Scheme	Operation	Cycles	Time (ms)	Stack (Bytes)
	Key Generation	1147000	7	13883
Saber-5	Encryption	1444000	9	16667
	Decryption	1543000	9	17763
	Key Generation	1771729	11	15664
Kyber-5	Encryption	2142912	13	19352
	Decryption	2188917	13	20864
	Key Generation	1243729	7	11152
NewHopeCCA-5	Encryption	1963184	12	17448
	Decryption	1978982	12	19648
	Key Generation	101273066	603	35484
FrodoKEM-AES-3	Encryption	106933956	637	63484
	Decryption	107393295	639	63628

depicts the hardware complexity of implementing LBC based on KEMs [143]. The statistics show that, for a limited memory footprint, Saber stands out both in terms of its resource-constrained existence but also in terms of throughput performance, while it also achieves the level-5 security according to the NIST guidelines. Therefore, it is recommended that Saber can be used as a lightweight LBC algorithm well suited of post-quantum IoT networks.

Table 4. Hardware implementation and complexity of LBC based on signatures.

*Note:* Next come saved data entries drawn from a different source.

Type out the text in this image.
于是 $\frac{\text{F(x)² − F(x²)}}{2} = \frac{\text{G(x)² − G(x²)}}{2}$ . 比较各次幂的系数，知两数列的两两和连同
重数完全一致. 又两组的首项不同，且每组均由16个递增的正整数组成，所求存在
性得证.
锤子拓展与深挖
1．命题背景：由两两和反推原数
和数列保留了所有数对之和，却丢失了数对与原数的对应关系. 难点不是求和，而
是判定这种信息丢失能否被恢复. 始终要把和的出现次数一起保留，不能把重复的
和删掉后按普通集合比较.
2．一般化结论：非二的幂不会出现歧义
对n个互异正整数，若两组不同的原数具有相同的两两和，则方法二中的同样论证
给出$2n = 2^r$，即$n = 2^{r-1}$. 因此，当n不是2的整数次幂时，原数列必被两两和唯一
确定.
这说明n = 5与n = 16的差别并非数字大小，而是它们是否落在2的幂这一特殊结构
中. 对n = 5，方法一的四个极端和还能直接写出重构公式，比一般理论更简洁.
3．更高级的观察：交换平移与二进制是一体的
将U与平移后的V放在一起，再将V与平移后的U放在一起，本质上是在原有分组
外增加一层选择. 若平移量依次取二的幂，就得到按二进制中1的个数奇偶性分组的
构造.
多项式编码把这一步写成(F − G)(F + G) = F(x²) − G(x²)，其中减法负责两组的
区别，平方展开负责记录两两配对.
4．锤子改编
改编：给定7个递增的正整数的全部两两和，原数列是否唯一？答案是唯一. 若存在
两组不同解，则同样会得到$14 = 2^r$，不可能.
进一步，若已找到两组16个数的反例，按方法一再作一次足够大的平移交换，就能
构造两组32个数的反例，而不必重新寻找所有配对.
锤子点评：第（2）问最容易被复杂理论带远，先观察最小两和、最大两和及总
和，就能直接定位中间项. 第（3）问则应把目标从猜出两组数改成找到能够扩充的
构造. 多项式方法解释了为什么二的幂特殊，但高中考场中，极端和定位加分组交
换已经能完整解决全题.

Scheme	Operation	Cycles	Time (ms)	Stack (Bytes)
	Key Generation	114516135	682	63652
Falcon-1	Encryption	80503242	479	63653
	Decryption	530900	3	63654
	Key Generation	365950978	2178	120596
Falcon-5	Encryption	165800855	987	120597
	Decryption	1046700	6	120598
	Key Generation	2320362	14	50488
Dilithium-3	Encryption	8348349	50	86568
	Decryption	2342191	14	54800
	Key Generation	30720411	183	43992
qTesla-3	Encryption	11987079	71	58112
	Decryption	2225296	13	45712

depicts the hardware complexity of implementing LBC via signature scheme [144,145]. The data analyzed by Reference [128] depicts that signature-based schemes are computationally exhaustive as compared to KEMs schemes. Nevertheless, Dilithium performs well as compared to Falcon and qTesla. We can conclude that, for signature implementation, Dilithium can be used in post-quantum IoT networks where level-5 security is not the prime focus but the acceptable range of security is in between 1 and 3.

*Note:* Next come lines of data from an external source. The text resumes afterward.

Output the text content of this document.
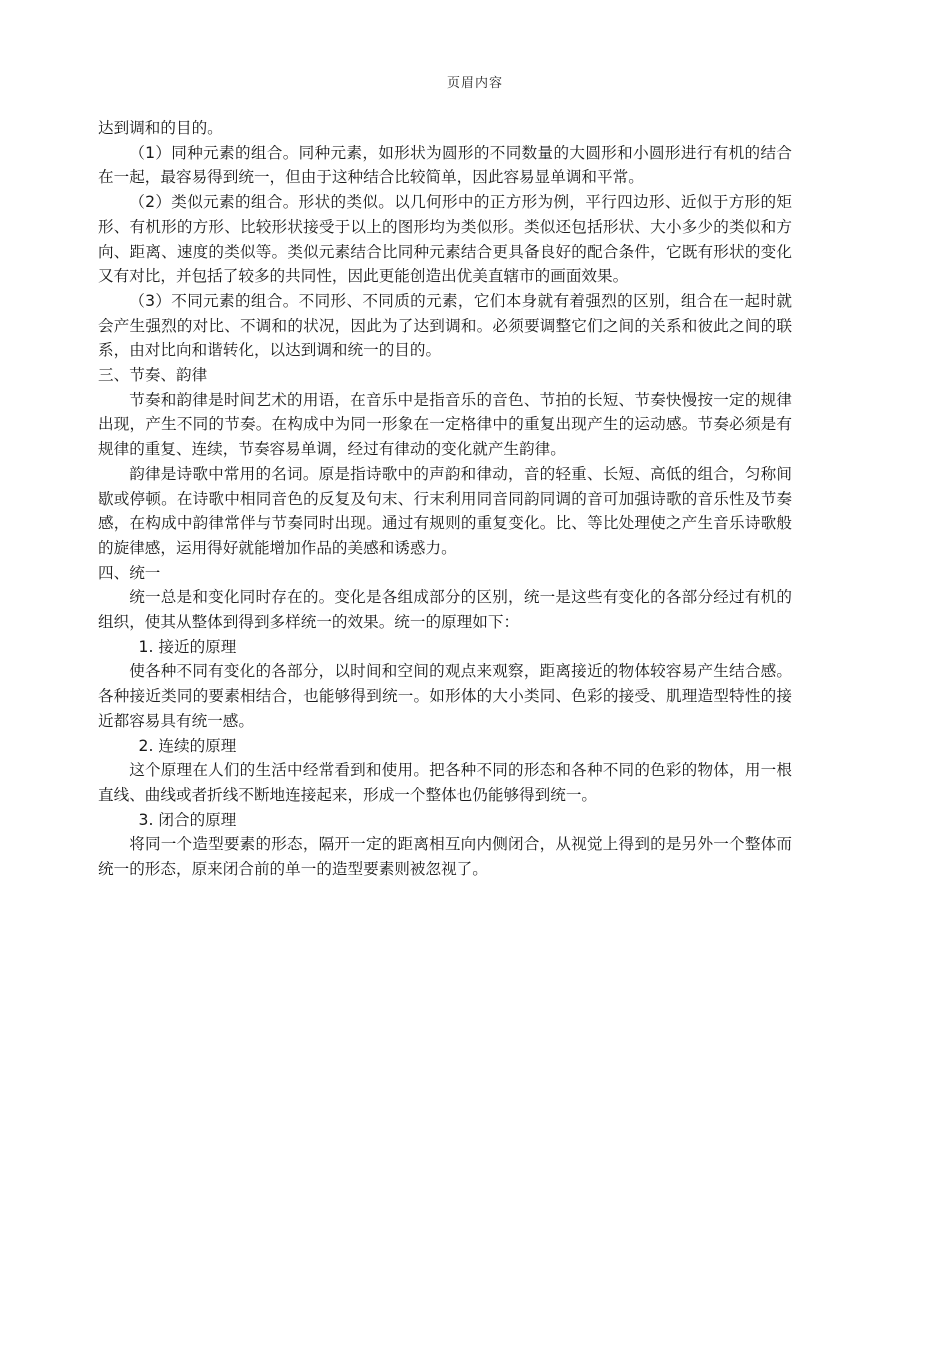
页眉内容

达到调和的目的。

（1）同种元素的组合。同种元素，如形状为圆形的不同数量的大圆形和小圆形进行有机的结合在一起，最容易得到统一，但由于这种结合比较简单，因此容易显单调和平常。

（2）类似元素的组合。形状的类似。以几何形中的正方形为例，平行四边形、近似于方形的矩形、有机形的方形、比较形状接受于以上的图形均为类似形。类似还包括形状、大小多少的类似和方向、距离、速度的类似等。类似元素结合比同种元素结合更具备良好的配合条件，它既有形状的变化又有对比，并包括了较多的共同性，因此更能创造出优美直辖市的画面效果。

（3）不同元素的组合。不同形、不同质的元素，它们本身就有着强烈的区别，组合在一起时就会产生强烈的对比、不调和的状况，因此为了达到调和。必须要调整它们之间的关系和彼此之间的联系，由对比向和谐转化，以达到调和统一的目的。

三、节奏、韵律

节奏和韵律是时间艺术的用语，在音乐中是指音乐的音色、节拍的长短、节奏快慢按一定的规律出现，产生不同的节奏。在构成中为同一形象在一定格律中的重复出现产生的运动感。节奏必须是有规律的重复、连续，节奏容易单调，经过有律动的变化就产生韵律。

韵律是诗歌中常用的名词。原是指诗歌中的声韵和律动，音的轻重、长短、高低的组合，匀称间歇或停顿。在诗歌中相同音色的反复及句末、行末利用同音同韵同调的音可加强诗歌的音乐性及节奏感，在构成中韵律常伴与节奏同时出现。通过有规则的重复变化。比、等比处理使之产生音乐诗歌般的旋律感，运用得好就能增加作品的美感和诱惑力。

四、统一

统一总是和变化同时存在的。变化是各组成部分的区别，统一是这些有变化的各部分经过有机的组织，使其从整体到得到多样统一的效果。统一的原理如下：

1. 接近的原理

使各种不同有变化的各部分，以时间和空间的观点来观察，距离接近的物体较容易产生结合感。各种接近类同的要素相结合，也能够得到统一。如形体的大小类同、色彩的接受、肌理造型特性的接近都容易具有统一感。

2. 连续的原理

这个原理在人们的生活中经常看到和使用。把各种不同的形态和各种不同的色彩的物体，用一根直线、曲线或者折线不断地连接起来，形成一个整体也仍能够得到统一。

3. 闭合的原理

将同一个造型要素的形态，隔开一定的距离相互向内侧闭合，从视觉上得到的是另外一个整体而统一的形态，原来闭合前的单一的造型要素则被忽视了。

A perfect post-quantum cryptosystem, such as pseudorandom generators, pseudorandom functions, and digital signatures, enables to identify the best parameters. As, discussed in this section the performance of diverse PQ algorithms is based on the level of acceptable security levels. The compromise on the security level can lead to side-channel attacks in the IoT networks. The computational cycles, time, and stack (bytes) are the key parameters researchers have to take into account while designing the dense IoT networks. In lattice schemes, the problem of storage (memory) occurs when immense operations of matrices are used in an integer ring. It is, therefore, appropriate to use polynomials for the matrix multiplication of elements using Fast Fourier transformation (FFT). Although the computational time of LW-LBC is much faster than classical LBC algorithms, these algorithms still need extensive research in machine-to-machine (M2M) and industrial IoT environments with dense sensor devices in the operational technology.

7. Conclusions

In this survey, we discussed the practicality of post-quantum cryptography in resource constrained devices, such as Internet-of-Things. We compared the performance of diversified post-quantum key exchange schemes by analyzing the memory usage, computational time and clock cycle counts on hardware platforms. The potential arrival of quantum computation pushes for the realization and implementation of cryptographic algorithms that are quantum-resistant, among which a very promising alternative for IoT networks seems to be lattice-based cryptography (LBC). The versatile processors, i.e., FPGAs, ASICs, and Raspberry Pi, enable low-power edge devices to perform the hardest quantum encryption systems today. For lightweight implementation of LBC, the researchers are adapting advanced hardware designs based on number theoretical transformation (NTT) for post-quantum realization. The updated NTT separates data from vectors and allocates portions through allocated memory with smaller foot-prints ensuring reduced energy consumption, while maintaining the desired throughput and level of security. The scalability and flexibility that can be used to optimize efficiency and security for the implementation of lightweight LBC make lattice cryptography the leading candidate for post-quantum IoT security.